Già, dalla più remota antichità, che si perde nelle tenebre del periodo glaciale, gli uomini vivevano in società. Ed in queste società furono elaborate tutta una serie di usanze ed istituzioni, religiosamente osservate, per rendere possibile la vita in comune. E più tardi, per tutta la durata dell'evoluzione umana, la medesima forza creatrice della folla anonima ha sempre elaborato nuove forme di vita sociale, di mutuo appoggio, di garanzie di pace, man mano che nuove condizioni si determinavano.

D'altra parte, la scienza moderna dimostra chiaramente che qualunque sia la presunta origine della legge – venga poi rappresentata come divina, o come dovuta alla sapienza di un legislatore – non ha mai fatto altra cosa che di fissare, cristallizzare, in una forma permanente, o generalizzare costumi già esistenti. Tutti i codici dell'antichità non furono che raccolte di costumi o d'usi, incisi o scritti per conservarne la lettera alle generazioni seguenti. Solamente, ogni codice aggiungeva sempre, ai costumi già generalmente in uso, alcune nuove regole fatte nell'interesse delle minoranze dei ricchi armati e battaglieri – regole che formulavano costumi nascenti d'ineguaglianza e di servaggio, vantaggiose per quelle minoranze.

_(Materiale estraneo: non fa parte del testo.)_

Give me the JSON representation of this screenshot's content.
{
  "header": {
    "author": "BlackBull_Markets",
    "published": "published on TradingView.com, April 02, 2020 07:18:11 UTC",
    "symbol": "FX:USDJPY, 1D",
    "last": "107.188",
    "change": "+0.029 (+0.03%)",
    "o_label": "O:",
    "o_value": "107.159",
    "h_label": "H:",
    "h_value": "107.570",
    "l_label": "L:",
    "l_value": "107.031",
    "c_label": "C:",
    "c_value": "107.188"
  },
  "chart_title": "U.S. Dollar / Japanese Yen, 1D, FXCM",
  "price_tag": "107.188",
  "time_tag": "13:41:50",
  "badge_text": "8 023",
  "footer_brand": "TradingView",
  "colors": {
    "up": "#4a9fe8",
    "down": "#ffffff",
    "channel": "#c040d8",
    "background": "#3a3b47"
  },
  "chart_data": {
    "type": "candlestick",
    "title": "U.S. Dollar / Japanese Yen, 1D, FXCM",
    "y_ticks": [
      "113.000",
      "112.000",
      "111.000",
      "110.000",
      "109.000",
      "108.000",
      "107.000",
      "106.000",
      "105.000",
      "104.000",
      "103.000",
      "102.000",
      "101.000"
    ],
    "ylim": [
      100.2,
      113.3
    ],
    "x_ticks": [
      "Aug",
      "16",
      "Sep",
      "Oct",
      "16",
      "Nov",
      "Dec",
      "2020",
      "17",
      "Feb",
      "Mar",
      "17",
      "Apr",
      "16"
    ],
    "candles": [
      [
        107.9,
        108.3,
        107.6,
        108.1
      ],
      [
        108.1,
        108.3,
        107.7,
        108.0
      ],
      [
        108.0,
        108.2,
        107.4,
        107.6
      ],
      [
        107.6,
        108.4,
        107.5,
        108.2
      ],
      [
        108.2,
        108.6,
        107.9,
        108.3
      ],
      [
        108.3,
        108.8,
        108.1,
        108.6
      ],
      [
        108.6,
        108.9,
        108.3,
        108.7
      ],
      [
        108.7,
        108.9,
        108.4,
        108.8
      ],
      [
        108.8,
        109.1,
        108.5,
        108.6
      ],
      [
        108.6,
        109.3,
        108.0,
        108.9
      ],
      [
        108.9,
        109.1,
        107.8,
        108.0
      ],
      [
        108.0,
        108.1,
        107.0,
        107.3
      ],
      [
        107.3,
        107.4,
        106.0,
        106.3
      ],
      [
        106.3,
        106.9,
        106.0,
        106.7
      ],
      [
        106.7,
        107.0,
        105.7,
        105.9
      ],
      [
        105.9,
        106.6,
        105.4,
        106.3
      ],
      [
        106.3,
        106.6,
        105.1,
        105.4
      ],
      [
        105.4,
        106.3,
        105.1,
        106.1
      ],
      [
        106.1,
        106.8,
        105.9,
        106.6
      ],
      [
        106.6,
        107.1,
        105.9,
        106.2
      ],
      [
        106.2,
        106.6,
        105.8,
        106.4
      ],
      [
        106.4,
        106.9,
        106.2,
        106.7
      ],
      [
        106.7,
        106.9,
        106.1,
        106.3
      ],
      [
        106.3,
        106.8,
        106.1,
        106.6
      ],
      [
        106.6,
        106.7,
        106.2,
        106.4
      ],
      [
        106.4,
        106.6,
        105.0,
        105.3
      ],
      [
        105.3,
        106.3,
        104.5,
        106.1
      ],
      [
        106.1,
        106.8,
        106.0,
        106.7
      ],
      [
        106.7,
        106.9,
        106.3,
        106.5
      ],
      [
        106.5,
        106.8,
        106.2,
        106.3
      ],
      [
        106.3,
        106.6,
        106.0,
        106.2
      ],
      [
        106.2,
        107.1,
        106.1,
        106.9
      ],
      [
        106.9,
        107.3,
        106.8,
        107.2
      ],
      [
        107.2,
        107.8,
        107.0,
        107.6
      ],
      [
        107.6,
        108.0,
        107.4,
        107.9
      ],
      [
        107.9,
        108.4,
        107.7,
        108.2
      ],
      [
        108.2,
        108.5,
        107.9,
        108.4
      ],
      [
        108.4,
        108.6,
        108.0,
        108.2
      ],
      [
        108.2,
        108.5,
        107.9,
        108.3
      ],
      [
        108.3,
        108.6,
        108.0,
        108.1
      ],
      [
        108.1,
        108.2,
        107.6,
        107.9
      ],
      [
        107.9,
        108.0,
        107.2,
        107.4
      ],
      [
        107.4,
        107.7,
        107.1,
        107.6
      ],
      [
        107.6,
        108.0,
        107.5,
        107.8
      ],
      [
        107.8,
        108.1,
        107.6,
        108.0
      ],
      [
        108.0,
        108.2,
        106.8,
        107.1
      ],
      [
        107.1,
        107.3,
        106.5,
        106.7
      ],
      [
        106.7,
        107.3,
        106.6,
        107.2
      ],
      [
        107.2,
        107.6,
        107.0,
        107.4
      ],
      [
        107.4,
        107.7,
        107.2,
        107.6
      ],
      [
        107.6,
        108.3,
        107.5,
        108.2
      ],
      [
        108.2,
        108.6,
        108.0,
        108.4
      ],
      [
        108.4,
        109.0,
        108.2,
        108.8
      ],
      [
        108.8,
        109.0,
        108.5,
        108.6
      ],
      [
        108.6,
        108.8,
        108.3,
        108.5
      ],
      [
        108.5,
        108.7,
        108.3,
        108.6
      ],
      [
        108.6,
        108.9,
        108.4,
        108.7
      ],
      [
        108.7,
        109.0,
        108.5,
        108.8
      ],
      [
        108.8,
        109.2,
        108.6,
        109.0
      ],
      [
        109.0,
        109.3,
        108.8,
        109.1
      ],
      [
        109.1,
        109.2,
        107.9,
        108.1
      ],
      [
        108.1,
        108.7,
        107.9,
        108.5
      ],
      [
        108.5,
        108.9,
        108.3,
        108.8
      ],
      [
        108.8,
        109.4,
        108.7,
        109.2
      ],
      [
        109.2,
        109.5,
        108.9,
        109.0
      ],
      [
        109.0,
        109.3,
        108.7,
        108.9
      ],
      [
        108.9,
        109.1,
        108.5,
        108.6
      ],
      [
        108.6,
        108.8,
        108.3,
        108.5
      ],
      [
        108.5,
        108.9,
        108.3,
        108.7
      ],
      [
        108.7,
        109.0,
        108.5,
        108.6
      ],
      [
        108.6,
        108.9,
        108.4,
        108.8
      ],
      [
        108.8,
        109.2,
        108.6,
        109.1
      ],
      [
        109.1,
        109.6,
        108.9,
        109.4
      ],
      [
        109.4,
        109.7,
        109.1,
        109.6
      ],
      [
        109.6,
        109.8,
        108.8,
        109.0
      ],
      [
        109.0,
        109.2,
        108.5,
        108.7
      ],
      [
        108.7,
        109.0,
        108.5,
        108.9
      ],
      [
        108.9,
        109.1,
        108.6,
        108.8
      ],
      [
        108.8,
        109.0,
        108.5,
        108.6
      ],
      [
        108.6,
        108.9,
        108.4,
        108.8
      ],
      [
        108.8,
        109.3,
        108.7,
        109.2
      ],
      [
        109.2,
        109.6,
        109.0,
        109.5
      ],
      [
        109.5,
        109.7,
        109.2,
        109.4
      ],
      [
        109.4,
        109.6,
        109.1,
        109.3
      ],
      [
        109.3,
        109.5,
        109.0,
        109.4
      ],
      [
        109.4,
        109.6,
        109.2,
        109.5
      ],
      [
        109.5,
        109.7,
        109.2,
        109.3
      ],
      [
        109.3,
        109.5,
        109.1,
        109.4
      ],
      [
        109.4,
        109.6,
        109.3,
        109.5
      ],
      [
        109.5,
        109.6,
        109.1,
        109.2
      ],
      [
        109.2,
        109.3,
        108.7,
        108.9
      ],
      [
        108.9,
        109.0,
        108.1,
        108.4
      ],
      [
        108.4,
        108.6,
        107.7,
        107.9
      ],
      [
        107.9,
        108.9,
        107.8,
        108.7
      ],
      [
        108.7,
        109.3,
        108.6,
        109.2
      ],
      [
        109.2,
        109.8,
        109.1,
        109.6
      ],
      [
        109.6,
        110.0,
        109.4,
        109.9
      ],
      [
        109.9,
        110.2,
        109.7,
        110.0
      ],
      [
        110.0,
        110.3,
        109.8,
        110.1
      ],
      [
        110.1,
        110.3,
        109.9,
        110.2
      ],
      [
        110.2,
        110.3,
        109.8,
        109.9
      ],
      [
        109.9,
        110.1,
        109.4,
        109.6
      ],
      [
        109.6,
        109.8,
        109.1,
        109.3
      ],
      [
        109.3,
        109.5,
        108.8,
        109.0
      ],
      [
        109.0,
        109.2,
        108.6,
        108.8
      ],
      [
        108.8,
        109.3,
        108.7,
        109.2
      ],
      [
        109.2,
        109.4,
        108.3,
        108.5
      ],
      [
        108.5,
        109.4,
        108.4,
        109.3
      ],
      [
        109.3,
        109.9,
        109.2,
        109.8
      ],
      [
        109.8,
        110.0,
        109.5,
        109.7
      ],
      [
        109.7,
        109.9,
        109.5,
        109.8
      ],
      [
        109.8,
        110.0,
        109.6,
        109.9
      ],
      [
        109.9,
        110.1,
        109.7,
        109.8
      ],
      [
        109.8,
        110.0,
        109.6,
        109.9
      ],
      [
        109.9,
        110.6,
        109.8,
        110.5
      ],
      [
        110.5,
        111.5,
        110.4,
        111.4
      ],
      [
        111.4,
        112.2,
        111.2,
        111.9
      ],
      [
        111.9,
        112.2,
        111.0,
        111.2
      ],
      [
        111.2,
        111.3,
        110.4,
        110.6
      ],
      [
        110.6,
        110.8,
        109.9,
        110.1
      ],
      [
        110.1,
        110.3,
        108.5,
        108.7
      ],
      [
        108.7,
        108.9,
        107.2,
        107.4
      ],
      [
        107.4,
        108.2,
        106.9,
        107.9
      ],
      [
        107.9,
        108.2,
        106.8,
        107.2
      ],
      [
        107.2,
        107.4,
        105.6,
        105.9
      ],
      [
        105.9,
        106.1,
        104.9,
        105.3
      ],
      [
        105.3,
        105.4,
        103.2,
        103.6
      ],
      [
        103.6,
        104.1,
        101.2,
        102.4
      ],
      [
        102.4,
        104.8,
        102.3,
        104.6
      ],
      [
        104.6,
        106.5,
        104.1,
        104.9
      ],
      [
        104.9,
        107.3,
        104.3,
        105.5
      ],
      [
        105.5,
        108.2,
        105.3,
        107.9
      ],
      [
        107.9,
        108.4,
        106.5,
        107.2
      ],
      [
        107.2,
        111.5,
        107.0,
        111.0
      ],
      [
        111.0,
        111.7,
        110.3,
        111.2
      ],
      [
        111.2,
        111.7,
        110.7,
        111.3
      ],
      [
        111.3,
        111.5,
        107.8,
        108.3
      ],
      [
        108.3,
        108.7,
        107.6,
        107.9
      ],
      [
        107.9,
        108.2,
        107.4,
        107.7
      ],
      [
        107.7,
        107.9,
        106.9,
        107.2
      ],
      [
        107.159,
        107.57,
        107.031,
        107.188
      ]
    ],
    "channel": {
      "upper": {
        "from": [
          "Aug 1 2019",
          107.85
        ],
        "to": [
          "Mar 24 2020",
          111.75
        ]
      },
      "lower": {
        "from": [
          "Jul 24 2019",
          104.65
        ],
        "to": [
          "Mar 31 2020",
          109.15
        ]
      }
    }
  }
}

«Non ammazzare», diceva per esempio la legge di Mosè, «non rubare, non dir falso testimonio». Ma a queste eccellenti regole di condotta, essa aggiungeva pure: «Non desiderare la donna del tuo vicino, nè il suo schiavo, nè il suo asino», legalizzando così per lungo tempo la schiavitù e mettendo la donna allo stesso livello d'uno schiavo o d'una bestia da soma. – «Ama il tuo prossimo», diceva più tardi il cristianesimo; ma si affrettava ad aggiungere, per bocca dell'apostolo San Paolo: «Schiavi, obbedite ai vostri padroni», e «nessuna autorità che non venga da Dio» – legittimando così, divinizzando la divisione in padroni e schiavi, e consacrando l'autorità dei furfanti che regnavano allora a Roma.

Il Vangelo stesso, sebbene abbia insegnato l'idea sublime del perdono, che è l'essenza del cristianesimo, parlò pure sempre d'un dio vendicatore, insegnando così la vendetta.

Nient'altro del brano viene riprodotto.